Kwang Myeong Yang of Seoul (KR)

Kyu Yeon Lee of Seoul (KR)

Cha Hyeon Eom of Seoul (KR)

Hyung Je Lee of Seoul (KR)

Chung Yong Lee of Seoul (KR)

Duk Hyun You of Daejeon (KR)

Hoon Dong Noh of Daejeon (KR)

OPTIMIZATION METHOD AND APPARATUS IN UNMANNED AERIAL VEHICLE BASED COMMUNICATION NETWORK - A simplified explanation of the abstract

This abstract first appeared for US patent application 18523561 titled 'OPTIMIZATION METHOD AND APPARATUS IN UNMANNED AERIAL VEHICLE BASED COMMUNICATION NETWORK

Simplified Explanation

The abstract describes a method for a communication node to initiate a collection procedure of training data for a neural network, train the neural network, determine optimal network parameters, and communicate with another node using these parameters.

  • Transmit initiation signal to start training data collection
  • Send network parameters to second node
  • Receive training data from second node
  • Train neural network with the data
  • Determine optimal network parameters
  • Communicate with second node using optimal parameters

Potential Applications

This technology can be applied in various fields such as:

  • Internet of Things (IoT) devices
  • Autonomous vehicles
  • Robotics

Problems Solved

This technology helps in:

  • Improving communication efficiency
  • Enhancing network performance
  • Facilitating data training processes

Benefits

The benefits of this technology include:

  • Faster data training for neural networks
  • Optimized network parameters for improved performance
  • Enhanced communication capabilities between nodes

Potential Commercial Applications

This technology can be utilized in:

  • Telecommunication networks
  • Smart home devices
  • Industrial automation systems

Possible Prior Art

One possible prior art could be the use of similar methods in the field of machine learning and artificial intelligence research.

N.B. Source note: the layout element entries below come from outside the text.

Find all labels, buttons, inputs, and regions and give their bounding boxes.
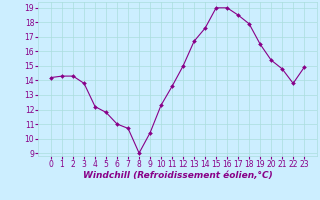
X-axis label: Windchill (Refroidissement éolien,°C): Windchill (Refroidissement éolien,°C) xyxy=(83,171,272,180)
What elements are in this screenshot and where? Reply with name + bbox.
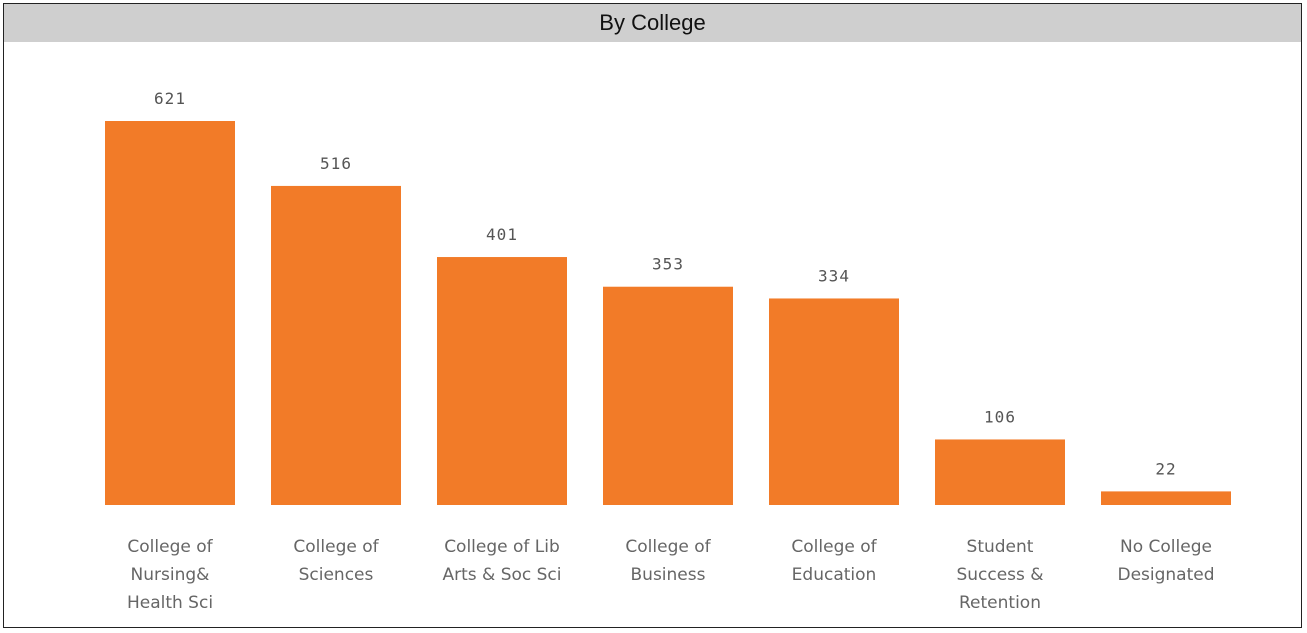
bar-2 bbox=[437, 257, 567, 505]
data-label-1: 516 bbox=[320, 154, 352, 173]
data-label-2: 401 bbox=[486, 225, 518, 244]
bar-4 bbox=[769, 298, 899, 505]
category-label-1: College of Sciences bbox=[293, 537, 379, 585]
bar-3 bbox=[603, 286, 733, 505]
bar-5 bbox=[935, 439, 1065, 505]
data-label-5: 106 bbox=[984, 407, 1016, 426]
category-label-5: Student Success & Retention bbox=[956, 537, 1043, 613]
category-label-3: College of Business bbox=[625, 537, 711, 585]
bar-1 bbox=[271, 185, 401, 505]
data-label-3: 353 bbox=[652, 255, 684, 274]
chart-title: By College bbox=[4, 4, 1301, 42]
bar-chart: 621 College of Nursing& Health Sci 516 Colleg… bbox=[105, 89, 1231, 613]
data-label-4: 334 bbox=[818, 266, 850, 285]
category-label-0: College of Nursing& Health Sci bbox=[127, 537, 214, 613]
bar-0 bbox=[105, 121, 235, 505]
category-label-2: College of Lib Arts & Soc Sci bbox=[442, 537, 561, 585]
data-label-6: 22 bbox=[1155, 459, 1176, 478]
bar-6 bbox=[1101, 491, 1231, 505]
data-label-0: 621 bbox=[154, 89, 186, 108]
category-label-4: College of Education bbox=[791, 537, 877, 585]
category-label-6: No College Designated bbox=[1117, 537, 1214, 585]
chart-frame: By College 621 College of Nursing& Health S… bbox=[3, 3, 1302, 628]
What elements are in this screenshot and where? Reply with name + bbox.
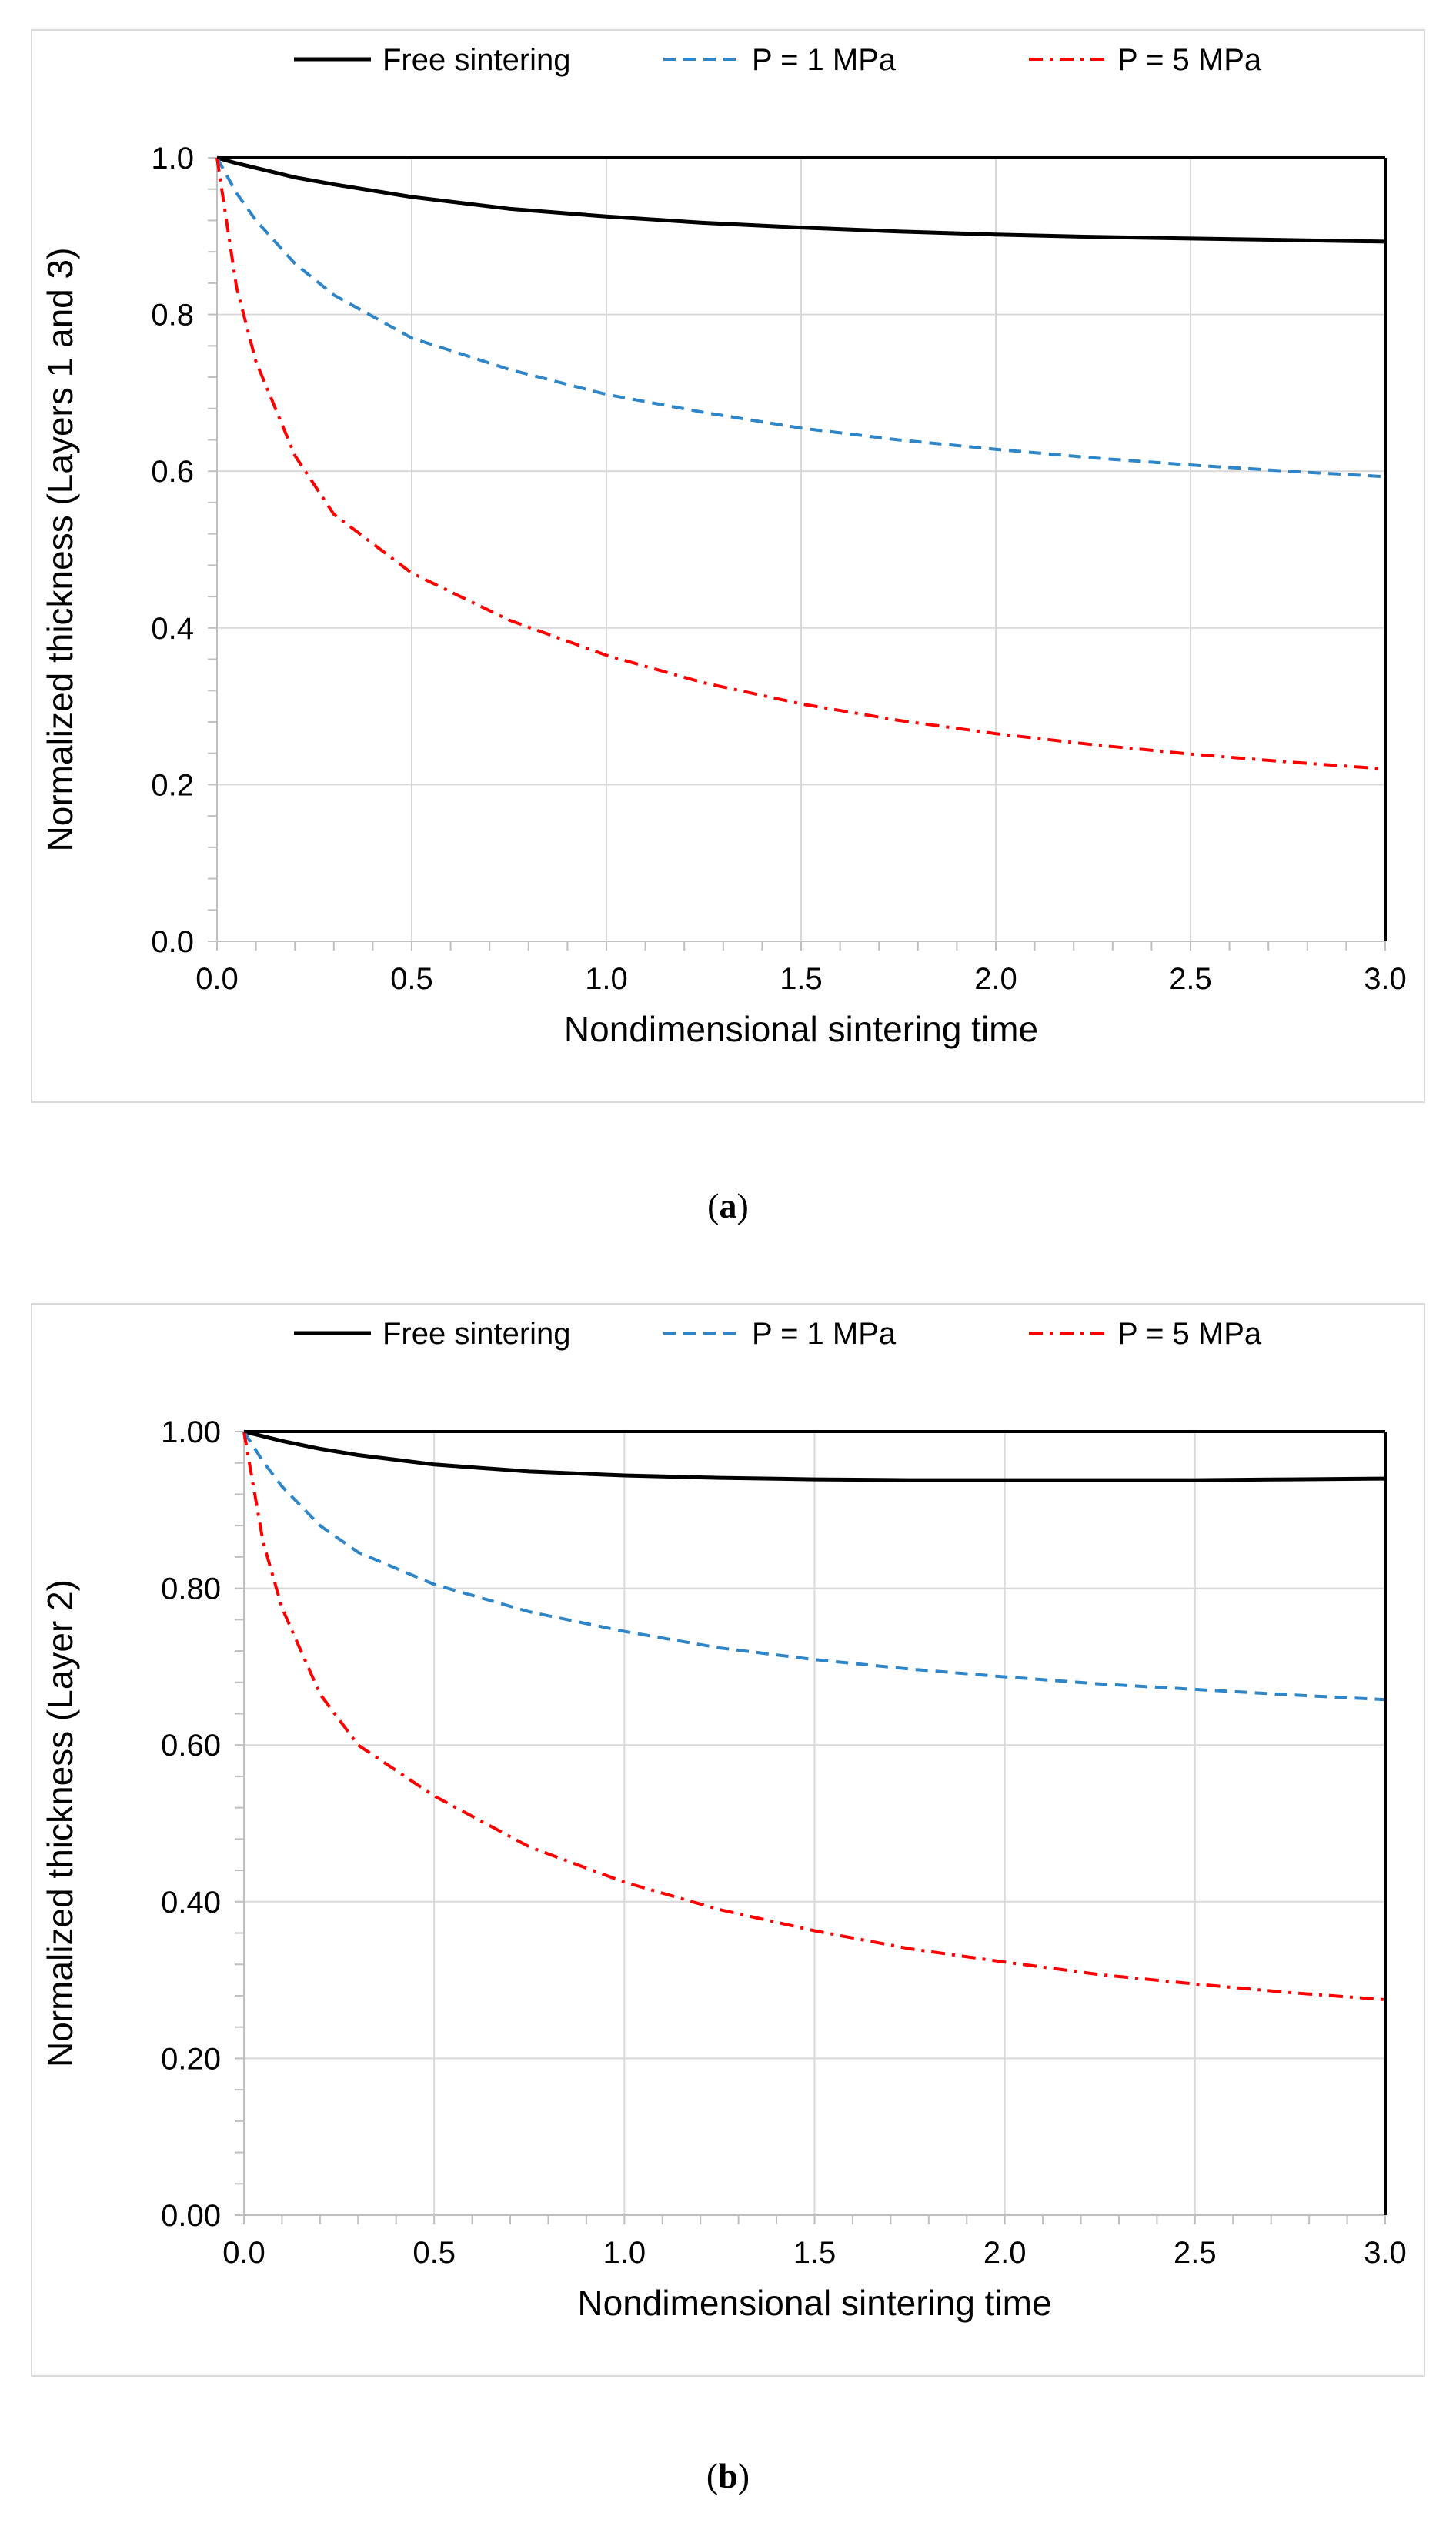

What are the potential security implications of implementing this technology?

Implementing this technology could raise concerns about data privacy and security, especially when training data is being transmitted between nodes. Ensuring secure communication protocols and encryption methods would be crucial to mitigate these risks.

How scalable is this technology for large-scale networks?

The scalability of this technology for large-scale networks would depend on factors such as the processing power of the nodes, the efficiency of the training algorithms, and the network infrastructure. Further research and development may be needed to optimize the scalability of this technology for complex networks.


Original Abstract Submitted

A method of a first communication node may comprise: transmitting, to a second communication node, an initiation signal indicating to initiate a collection procedure of training data for a neural network; transmitting, to the second communication node, an information signal including network parameters of the first communication node; receiving, from the second communication node, the training data in response to the information signal; training the neural network using the training data; determining optimal network parameters using the trained neural network; and performing communication with the second communication node using the optimal network parameters.